Dans le cadre du projet de loi sur la réforme pénale, les sénateurs ont repoussé au 1er janvier 2018 la mise en œuvre de la PNIJ. Mieux, toujours en commission des lois, ils ont rendu son recours optionnel.
Dès l’origine, la plateforme nationale des interceptions judiciaires (PNIJ) a eu pour ambitieux projet de centraliser toutes les réquisitions et écoutes judiciaires envoyées aux opérateurs par les juges.
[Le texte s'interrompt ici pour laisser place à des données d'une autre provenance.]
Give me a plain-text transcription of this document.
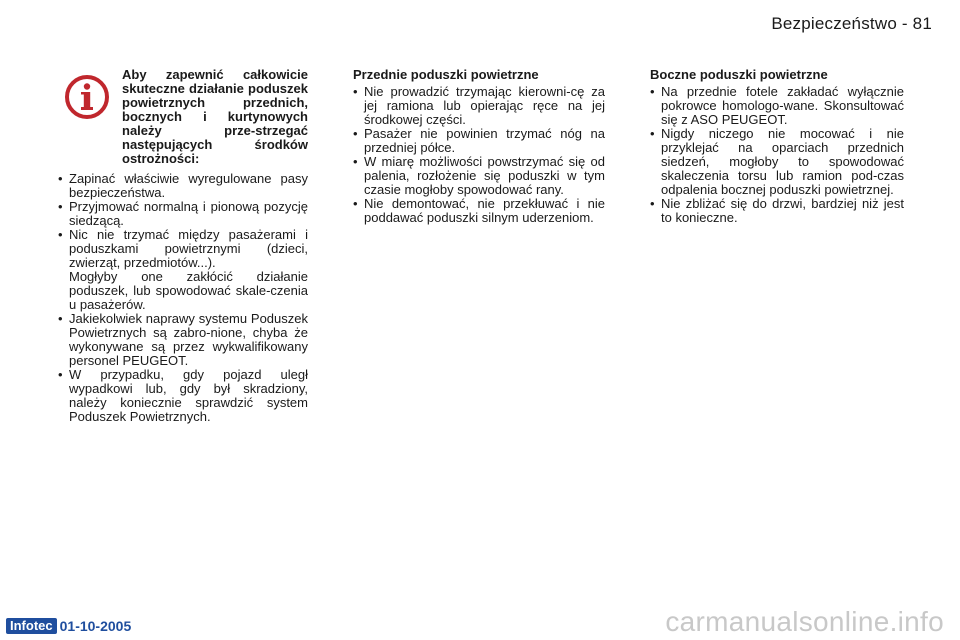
Bezpieczeństwo - 81
Aby zapewnić całkowicie skuteczne działanie poduszek powietrznych przednich, bocznych i kurtynowych należy prze-strzegać następujących środków ostrożności:
• Zapinać właściwie wyregulowane pasy bezpieczeństwa.
• Przyjmować normalną i pionową pozycję siedzącą.
• Nic nie trzymać między pasażerami i poduszkami powietrznymi (dzieci, zwierząt, przedmiotów...).

Mogłyby one zakłócić działanie poduszek, lub spowodować skale-czenia u pasażerów.

• Jakiekolwiek naprawy systemu Poduszek Powietrznych są zabro-nione, chyba że wykonywane są przez wykwalifikowany personel PEUGEOT.
• W przypadku, gdy pojazd uległ wypadkowi lub, gdy był skradziony, należy koniecznie sprawdzić system Poduszek Powietrznych.
Przednie poduszki powietrzne
• Nie prowadzić trzymając kierowni-cę za jej ramiona lub opierając ręce na jej środkowej części.
• Pasażer nie powinien trzymać nóg na przedniej półce.
• W miarę możliwości powstrzymać się od palenia, rozłożenie się poduszki w tym czasie mogłoby spowodować rany.
• Nie demontować, nie przekłuwać i nie poddawać poduszki silnym uderzeniom.
Boczne poduszki powietrzne
• Na przednie fotele zakładać wyłącznie pokrowce homologo-wane. Skonsultować się z ASO PEUGEOT.
• Nigdy niczego nie mocować i nie przyklejać na oparciach przednich siedzeń, mogłoby to spowodować skaleczenia torsu lub ramion pod-czas odpalenia bocznej poduszki powietrznej.
• Nie zbliżać się do drzwi, bardziej niż jest to konieczne.
Infotec 01-10-2005	carmanualsonline.info
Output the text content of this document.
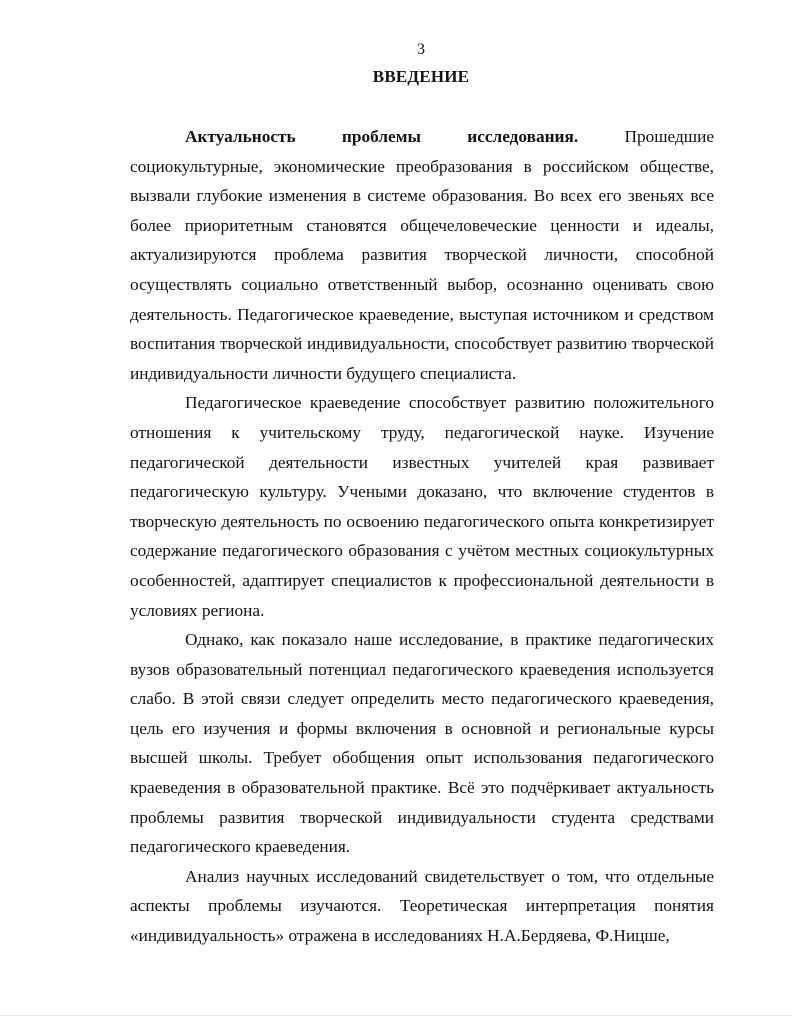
3
ВВЕДЕНИЕ

Актуальность проблемы исследования. Прошедшие социокультурные, экономические преобразования в российском обществе, вызвали глубокие изменения в системе образования. Во всех его звеньях все более приоритетным становятся общечеловеческие ценности и идеалы, актуализируются проблема развития творческой личности, способной осуществлять социально ответственный выбор, осознанно оценивать свою деятельность. Педагогическое краеведение, выступая источником и средством воспитания творческой индивидуальности, способствует развитию творческой индивидуальности личности будущего специалиста.

Педагогическое краеведение способствует развитию положительного отношения к учительскому труду, педагогической науке. Изучение педагогической деятельности известных учителей края развивает педагогическую культуру. Учеными доказано, что включение студентов в творческую деятельность по освоению педагогического опыта конкретизирует содержание педагогического образования с учётом местных социокультурных особенностей, адаптирует специалистов к профессиональной деятельности в условиях региона.

Однако, как показало наше исследование, в практике педагогических вузов образовательный потенциал педагогического краеведения используется слабо. В этой связи следует определить место педагогического краеведения, цель его изучения и формы включения в основной и региональные курсы высшей школы. Требует обобщения опыт использования педагогического краеведения в образовательной практике. Всё это подчёркивает актуальность проблемы развития творческой индивидуальности студента средствами педагогического краеведения.

Анализ научных исследований свидетельствует о том, что отдельные аспекты проблемы изучаются. Теоретическая интерпретация понятия «индивидуальность» отражена в исследованиях Н.А.Бердяева, Ф.Ницше,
Dans un rapport de 2012, le député Christian Eckert n’y voyait que du bon : la PNIJ « permettra aux officiers de police judiciaire d’envoyer aux opérateurs de téléphonie mobile leurs réquisitions de façon dématérialisée et de valider, également par voie dématérialisée après réception de la prestation, le service fait ». Côté opérateurs, ce chantier allait en outre permettre d’adresser à l’État l’ensemble de leurs factures de façon dématérialisée. « Les frais seront payés au plan central, et non plus par les juridictions » se félicitait le représentant de la commission des finances, pas mécontent des juteuses économies espérées.
Ce nouveau joujou sécuritaire devait ainsi entrer en application en 2013. Seulement, il n’est pas simple de basculer d’un système décentralisé à un mécanisme unique, basé à Élancourt, dans les Yvelines. Sans surprise, l’accouchement se fait dans la douleur, occasionnant retards et reports, si bien que selon le dernier agenda, sa mise en œuvre serait pour fin 2016.
Un « merdier sans nom », « gouffre à fric »
Ces derniers jours, la PNIJ a néanmoins fait l’objet d’une pluie de critiques. Libération y a vu un « gouffre à fric », relevant que le programme a avalé aujourd’hui 90 millions d’euros d’argent public, si loin des 17 millions programmés. De quoi activer une procédure d’urgence au sein de la Cour des comptes, à destination du gouvernement...
Nos confrères ont révélé en outre que le bunker géré par Thales a souffert début mars d’une panne pendant près d’une semaine. Et c’est peu de le dire, la PNIJ agace ses principaux utilisateurs, les policiers, au point que certains évoquent « un merdier sans nom ». Jusqu’à 1 800 écoutes auraient été suspendues suite à l’incident, certaines – toujours selon les sources policières – étant carrément passées à la trappe.
Côté Chancellerie, citée par Le Monde, on temporise : une interruption des services durant 24 heures a finalement permis le vendredi 4 mars d’« augmenter significativement les capacités de traitements de la PNIJ, fiabiliser plusieurs composants et mettre en place une version modifiée du logiciel pour remédier aux causes du dysfonctionnement ». Bref, pas de panique, s.v.p. !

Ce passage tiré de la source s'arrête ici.